Das papierlose Büro konnte initial nur entstehen, indem Mitarbeiterinnen und Mitarbeiter in mühseliger Arbeit Briefe, Verträge, Formular und Notizen im Scanner einscannten. Ein Hochleistungs-Drucker- und Scanner lieferte hier die wertvolle Unterstützung. Anschliessend wurden digitale Ordner erstellt und alle Daten feinsäuberlich abgespeichert. Dank Datenbackups und der Cloud sind diese Dokumente gesichert und können im Fall eines Feuers auch nicht verbrennen. Denn die Daten sind sicher digital archiviert.

Doch nicht nur der Scanner lieferte seinen Dienst.

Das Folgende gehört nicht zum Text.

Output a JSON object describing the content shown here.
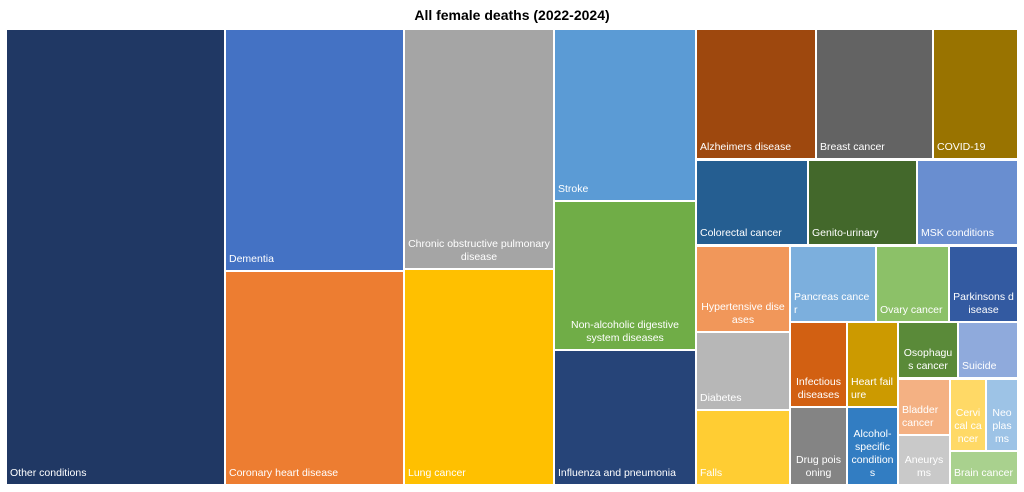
{
  "chart_data": {
    "type": "treemap",
    "title": "All female deaths (2022-2024)",
    "value_unit": "approximate % share of area",
    "items": [
      {
        "label": "Other conditions",
        "value": 21.5,
        "color": "#203864"
      },
      {
        "label": "Dementia",
        "value": 9.3,
        "color": "#4472C4"
      },
      {
        "label": "Coronary heart disease",
        "value": 8.2,
        "color": "#ED7D31"
      },
      {
        "label": "Chronic obstructive pulmonary disease",
        "value": 7.7,
        "color": "#A5A5A5"
      },
      {
        "label": "Lung cancer",
        "value": 6.9,
        "color": "#FFC000"
      },
      {
        "label": "Stroke",
        "value": 5.2,
        "color": "#5B9BD5"
      },
      {
        "label": "Non-alcoholic digestive system diseases",
        "value": 4.5,
        "color": "#70AD47"
      },
      {
        "label": "Influenza and pneumonia",
        "value": 4.1,
        "color": "#264478"
      },
      {
        "label": "Alzheimers disease",
        "value": 3.3,
        "color": "#9E480E"
      },
      {
        "label": "Breast cancer",
        "value": 3.2,
        "color": "#636363"
      },
      {
        "label": "COVID-19",
        "value": 2.3,
        "color": "#997300"
      },
      {
        "label": "Colorectal cancer",
        "value": 2.0,
        "color": "#255E91"
      },
      {
        "label": "Genito-urinary",
        "value": 1.9,
        "color": "#43682B"
      },
      {
        "label": "MSK conditions",
        "value": 1.8,
        "color": "#698ED0"
      },
      {
        "label": "Hypertensive diseases",
        "value": 1.7,
        "color": "#F1975A"
      },
      {
        "label": "Diabetes",
        "value": 1.5,
        "color": "#B7B7B7"
      },
      {
        "label": "Falls",
        "value": 1.5,
        "color": "#FFCD33"
      },
      {
        "label": "Pancreas cancer",
        "value": 1.4,
        "color": "#7CAFDD"
      },
      {
        "label": "Ovary cancer",
        "value": 1.1,
        "color": "#8CC168"
      },
      {
        "label": "Parkinsons disease",
        "value": 1.1,
        "color": "#335AA1"
      },
      {
        "label": "Infectious diseases",
        "value": 1.0,
        "color": "#D26012"
      },
      {
        "label": "Heart failure",
        "value": 0.9,
        "color": "#CC9A00"
      },
      {
        "label": "Osophagus cancer",
        "value": 0.7,
        "color": "#5A8A39"
      },
      {
        "label": "Suicide",
        "value": 0.7,
        "color": "#8FAADC"
      },
      {
        "label": "Drug poisoning",
        "value": 0.9,
        "color": "#848484"
      },
      {
        "label": "Alcohol-specific conditions",
        "value": 0.8,
        "color": "#327DC2"
      },
      {
        "label": "Bladder cancer",
        "value": 0.6,
        "color": "#F4B183"
      },
      {
        "label": "Aneurysms",
        "value": 0.5,
        "color": "#C9C9C9"
      },
      {
        "label": "Cervical cancer",
        "value": 0.5,
        "color": "#FFD966"
      },
      {
        "label": "Neoplasms",
        "value": 0.5,
        "color": "#9DC3E6"
      },
      {
        "label": "Brain cancer",
        "value": 0.5,
        "color": "#A9D18E"
      }
    ]
  }
}
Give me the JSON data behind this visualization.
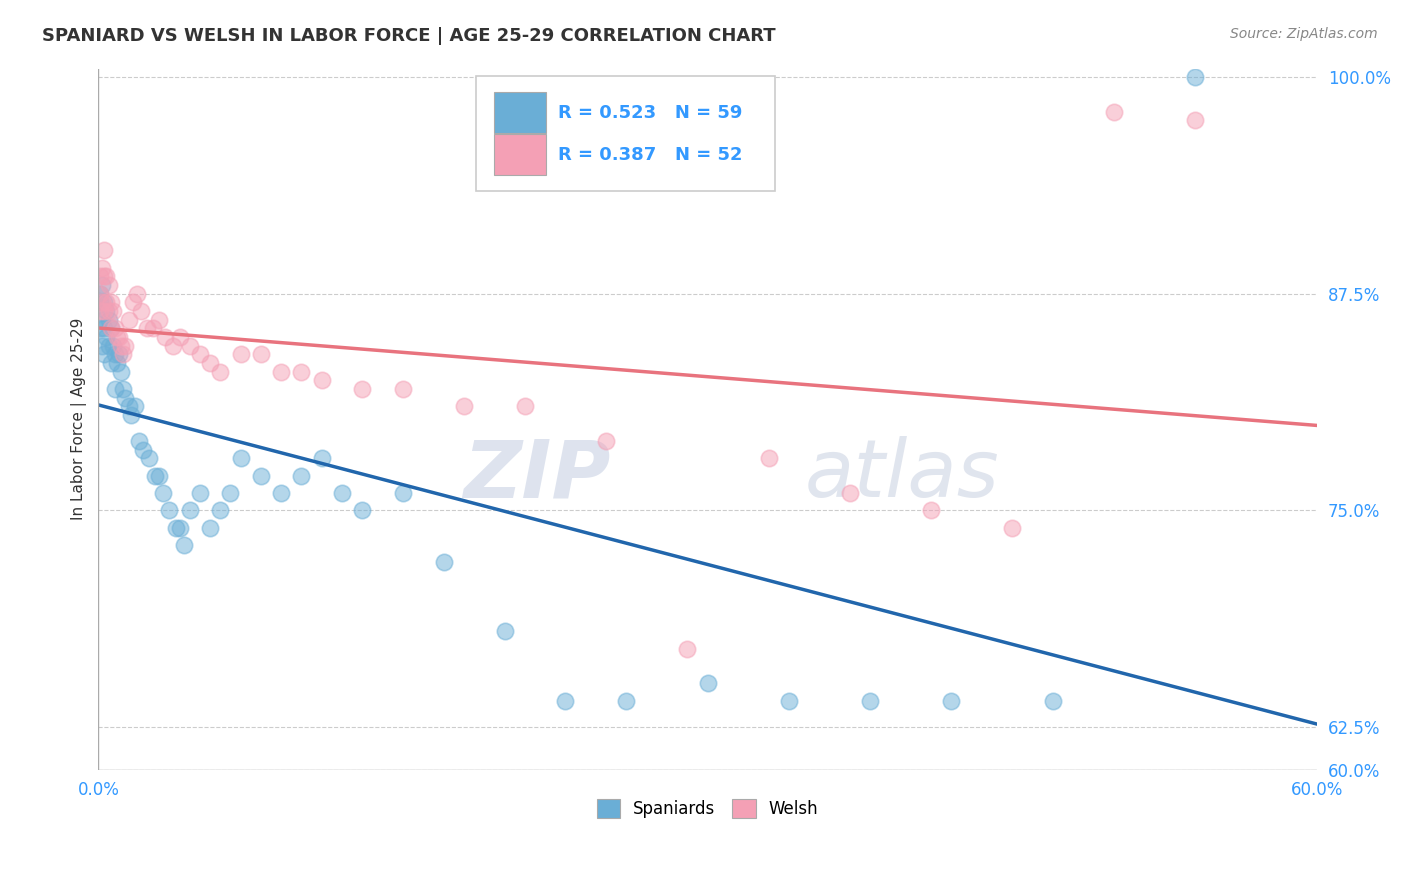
{
  "title": "SPANIARD VS WELSH IN LABOR FORCE | AGE 25-29 CORRELATION CHART",
  "source_text": "Source: ZipAtlas.com",
  "ylabel": "In Labor Force | Age 25-29",
  "xlim": [
    0.0,
    0.6
  ],
  "ylim": [
    0.6,
    1.005
  ],
  "ytick_labels": [
    "60.0%",
    "62.5%",
    "75.0%",
    "87.5%",
    "100.0%"
  ],
  "ytick_vals": [
    0.6,
    0.625,
    0.75,
    0.875,
    1.0
  ],
  "legend_r_spaniards": "R = 0.523",
  "legend_n_spaniards": "N = 59",
  "legend_r_welsh": "R = 0.387",
  "legend_n_welsh": "N = 52",
  "spaniards_color": "#6aaed6",
  "welsh_color": "#f4a0b5",
  "trendline_spaniards_color": "#2166ac",
  "trendline_welsh_color": "#e8737e",
  "background_color": "#ffffff",
  "grid_color": "#cccccc",
  "spaniards_x": [
    0.001,
    0.001,
    0.001,
    0.002,
    0.002,
    0.002,
    0.003,
    0.003,
    0.003,
    0.004,
    0.004,
    0.005,
    0.005,
    0.006,
    0.006,
    0.007,
    0.008,
    0.008,
    0.009,
    0.01,
    0.011,
    0.012,
    0.013,
    0.015,
    0.016,
    0.018,
    0.02,
    0.022,
    0.025,
    0.028,
    0.03,
    0.032,
    0.035,
    0.038,
    0.04,
    0.042,
    0.045,
    0.05,
    0.055,
    0.06,
    0.065,
    0.07,
    0.08,
    0.09,
    0.1,
    0.11,
    0.12,
    0.13,
    0.15,
    0.17,
    0.2,
    0.23,
    0.26,
    0.3,
    0.34,
    0.38,
    0.42,
    0.47,
    0.54
  ],
  "spaniards_y": [
    0.875,
    0.87,
    0.855,
    0.88,
    0.86,
    0.845,
    0.87,
    0.855,
    0.84,
    0.865,
    0.85,
    0.86,
    0.845,
    0.855,
    0.835,
    0.845,
    0.84,
    0.82,
    0.835,
    0.84,
    0.83,
    0.82,
    0.815,
    0.81,
    0.805,
    0.81,
    0.79,
    0.785,
    0.78,
    0.77,
    0.77,
    0.76,
    0.75,
    0.74,
    0.74,
    0.73,
    0.75,
    0.76,
    0.74,
    0.75,
    0.76,
    0.78,
    0.77,
    0.76,
    0.77,
    0.78,
    0.76,
    0.75,
    0.76,
    0.72,
    0.68,
    0.64,
    0.64,
    0.65,
    0.64,
    0.64,
    0.64,
    0.64,
    1.0
  ],
  "welsh_x": [
    0.001,
    0.001,
    0.001,
    0.002,
    0.002,
    0.003,
    0.003,
    0.003,
    0.004,
    0.004,
    0.005,
    0.005,
    0.006,
    0.006,
    0.007,
    0.008,
    0.009,
    0.01,
    0.011,
    0.012,
    0.013,
    0.015,
    0.017,
    0.019,
    0.021,
    0.024,
    0.027,
    0.03,
    0.033,
    0.037,
    0.04,
    0.045,
    0.05,
    0.055,
    0.06,
    0.07,
    0.08,
    0.09,
    0.1,
    0.11,
    0.13,
    0.15,
    0.18,
    0.21,
    0.25,
    0.29,
    0.33,
    0.37,
    0.41,
    0.45,
    0.5,
    0.54
  ],
  "welsh_y": [
    0.885,
    0.875,
    0.865,
    0.89,
    0.87,
    0.9,
    0.885,
    0.865,
    0.885,
    0.87,
    0.88,
    0.865,
    0.87,
    0.855,
    0.865,
    0.855,
    0.85,
    0.85,
    0.845,
    0.84,
    0.845,
    0.86,
    0.87,
    0.875,
    0.865,
    0.855,
    0.855,
    0.86,
    0.85,
    0.845,
    0.85,
    0.845,
    0.84,
    0.835,
    0.83,
    0.84,
    0.84,
    0.83,
    0.83,
    0.825,
    0.82,
    0.82,
    0.81,
    0.81,
    0.79,
    0.67,
    0.78,
    0.76,
    0.75,
    0.74,
    0.98,
    0.975
  ]
}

Das papierlose Büro funktioniert, indem wir Daten, die wir erhalten, herunterladen oder erstellen, digital auf dem Computer abgespeichert werden. Papier wird nur noch selten benutzt und der Gang zum Drucker entfällt somit auch. Weiter entsteht durch das Verschwinden der schweren Aktenschränke neuer Gestaltungsraum in den Büroräumlichkeiten, den man ideal für eine Sitzecke, einen Besprechungsort oder einen Billard-Tisch benutzen kann. Die Digitalisierung erleichtert die Prozesse und schaufelt Zeit frei für andere Aufgaben. Viele Arbeitsprozesse sind durch die neuen Methoden schneller geworden und vereinfachen den Arbeitsalltag für viele Arbeitnehmende. Leider hat auch die Digitalisierung seine Schattenseiten: Die Kontakte werden vielmehr auf der anonymen Ebene in Schwung gehalten und die Kommunikation zwischen den Menschen erlebte durch die Digitalisierung einen Umbruch: WhatsApp, Facebook & Co. sind mitunter dafür verantwortlich, dass Personen einander lieber eine Nachricht schreiben, als dass sie das persönliche Gespräch suchen. Ob dort ein weiterer Wandel stattfinden wird? Man darf es hoffen!

Die Digitalisierung in der Industrie kennt natürlich weitere Einsatzgebiete: Roboter und weitere Maschinen erledigen die Arbeit, welche vorher von Menschenhand ausgeführt wurde. Programmierung macht’s möglich! Müssen wir jedoch Angst haben, dass uns die Arbeitsplätze verloren gehen und der Mensch obsolet wird? Nein. Wie schon seit vielen hundert Jahren verändern sich die Berufsfelder laufend. Jobs, die durch Computer bzw. Roboter ersetzt werden, fallen weg – jedoch werden neue Berufsbilder geschaffen. Es braucht immer noch Menschen, um Computer zu steuern – und nicht umgekehrt.